Ora, nestes dias recentes, fruto de uma desagradável singularidade, acabou por se precipitar uma solução para o preço dos medicamentos essenciais para salvar vidas de pessoas com Hepatite C. O que há um ano se discutia, aparentemente sem andar para diante, num ápice encontrou a solução que ora se conhece.
Claro que todos ficaram contentes com a solução encontrada, percebendo-se que a mesma teria podido ser conseguida muito mais cedo, para tal bastando que tivesse existido vontade política. Os dados essenciais ao encontrar de uma solução estavam há muito lançados, pelo que a solução ora encontrada podia estar em vigor desde há muito, evitando-se desse modo mortes inúteis.
Sem espanto – nenhum espanto –, eis que o Patriarca de Lisboa veio considerar neste sábado muito positivo o referido acordo alcançado, de modo que todos os doentes possam aceder aos medicamentos inovadores para a hepatite C, lamentando que só tenha ocorrido após uma morte. Bom, caro leitor, não consegui evitar o espanto que me acometeu, porque uma coisa é existirem mortos no entretanto, outro o manterem-se os bispos portugueses num silêncio sepulcral perante o que estava até aqui em vigor neste domínio. O que justifica que se coloque a questão sobre se os bispos católicos portugueses conhecem outras doenças em situação similar, e se já se pronunciaram, e como pensam levantar tal indeterminação. Em que se fica?

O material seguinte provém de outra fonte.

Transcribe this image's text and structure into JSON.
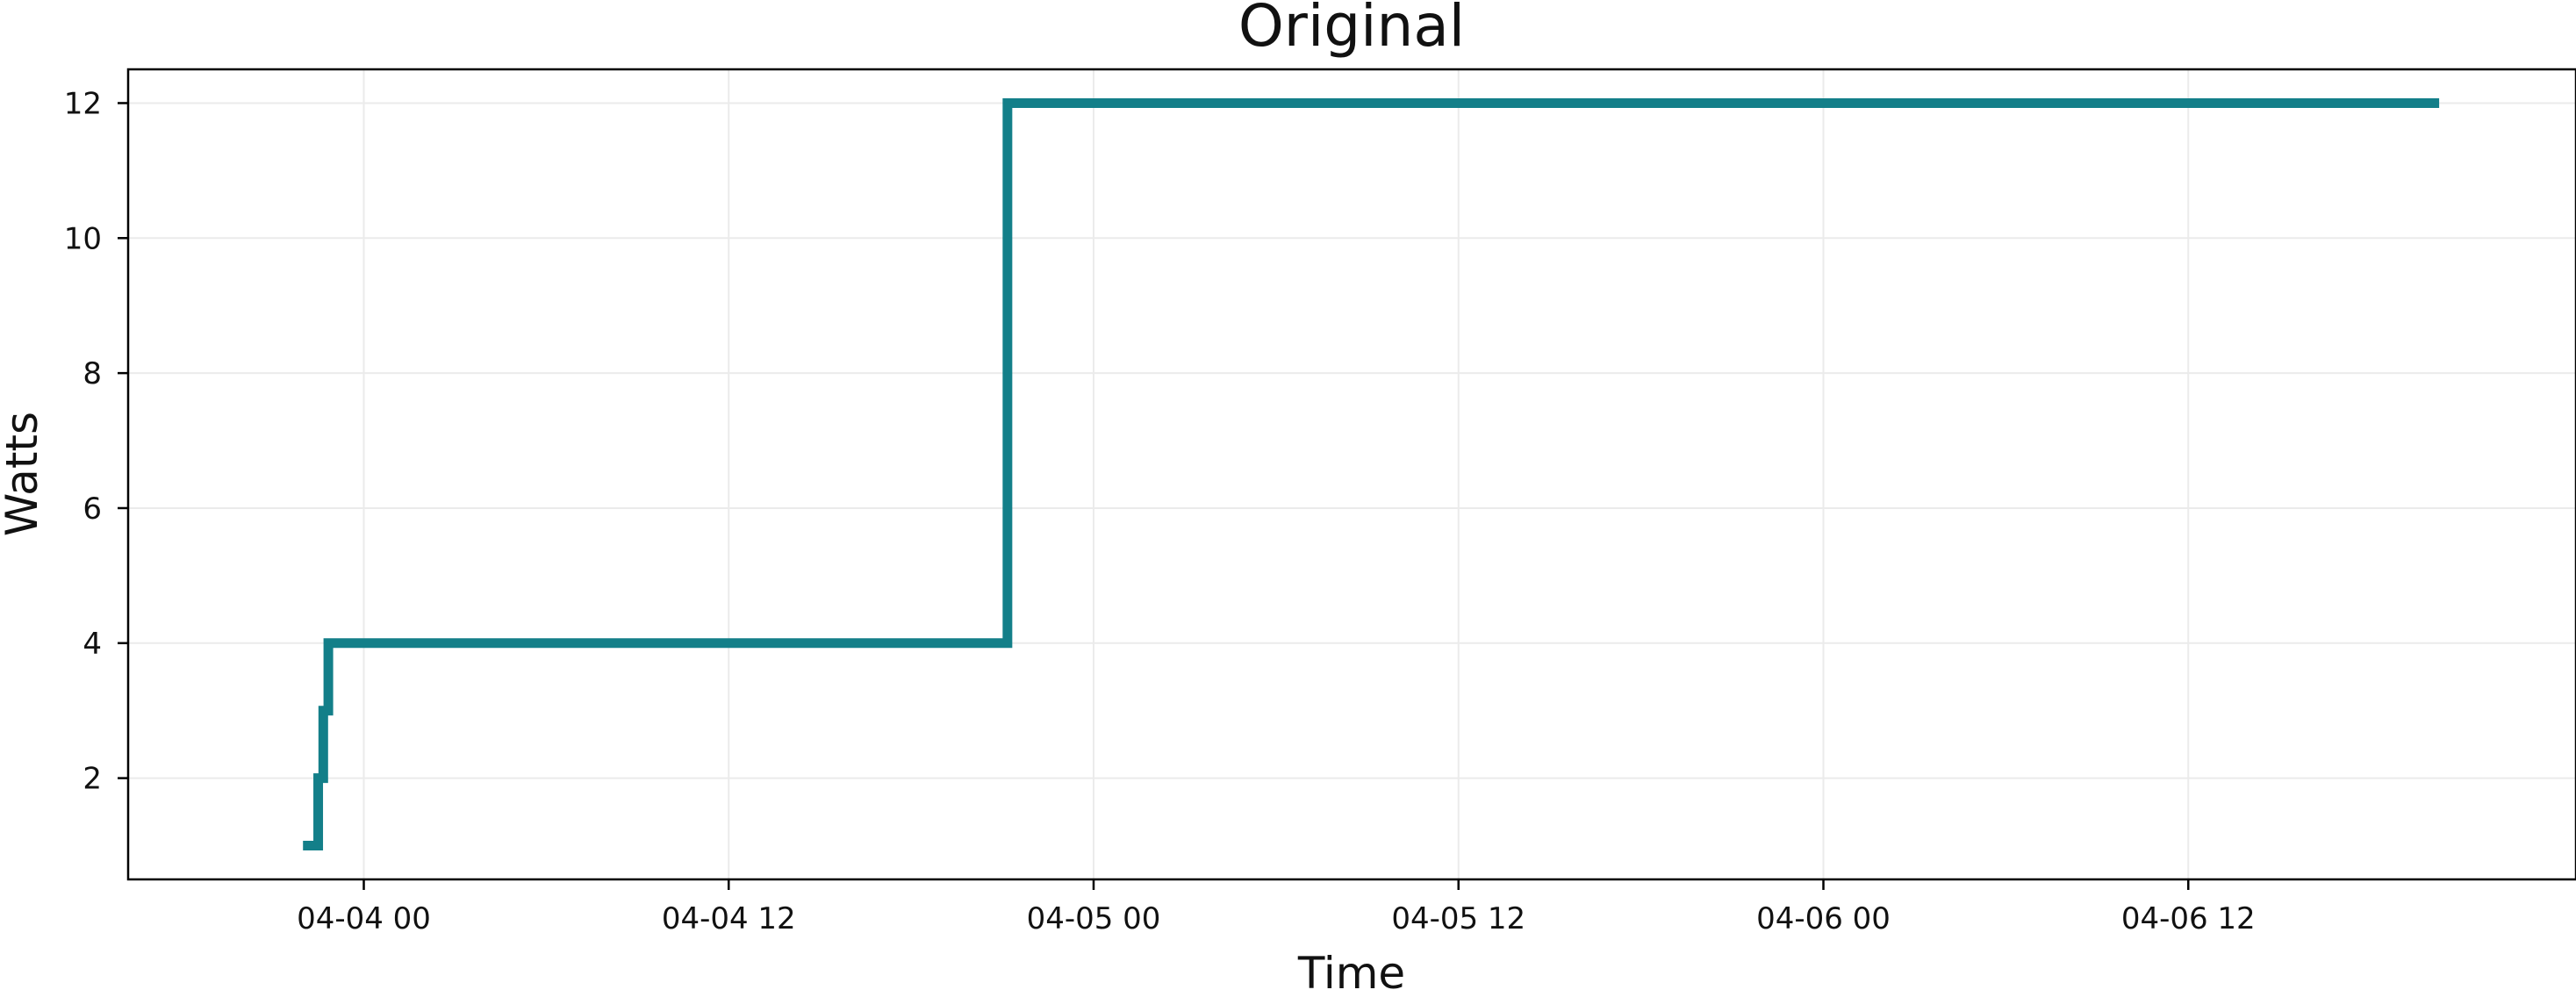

Esta espécie de boleia apanhada pelo Patriarca Clemente, porém, deve ainda ser vista sob duas ópticas. Por um lado, o vir a terreiro deitar foguetes, digamos assim, quando nunca nada foi dito sobre o terrível drama qua tantos portugueses viviam. Por outro lado, vir agora bater palmas à solução encontrada, esquecendo o atraso da mesma, dá a sensação de um apoio político à atual maioria. Um domínio em que nunca se deverá esquecer aquela salva de palmas nos Jerónimos...
Os portugueses, como se sabe, têm referências católicas na sua postura perante a vida, embora vivam, de um modo muito geral, a anos-luz do magistério da Igreja Católica. Simplesmente, é-nos legítimo esperar dos nossos bispos católicos imensamente mais que a defesa da vida de quem está prestes a nascer, defendendo por igual a de quem já nasceu e por aí se vê a viver as agruras causadas pela atual ordem político-económica mundial. Neste domínio, os nossos bispos católicos estão também a anos-luz da militância que se vê em Francisco. E é pena.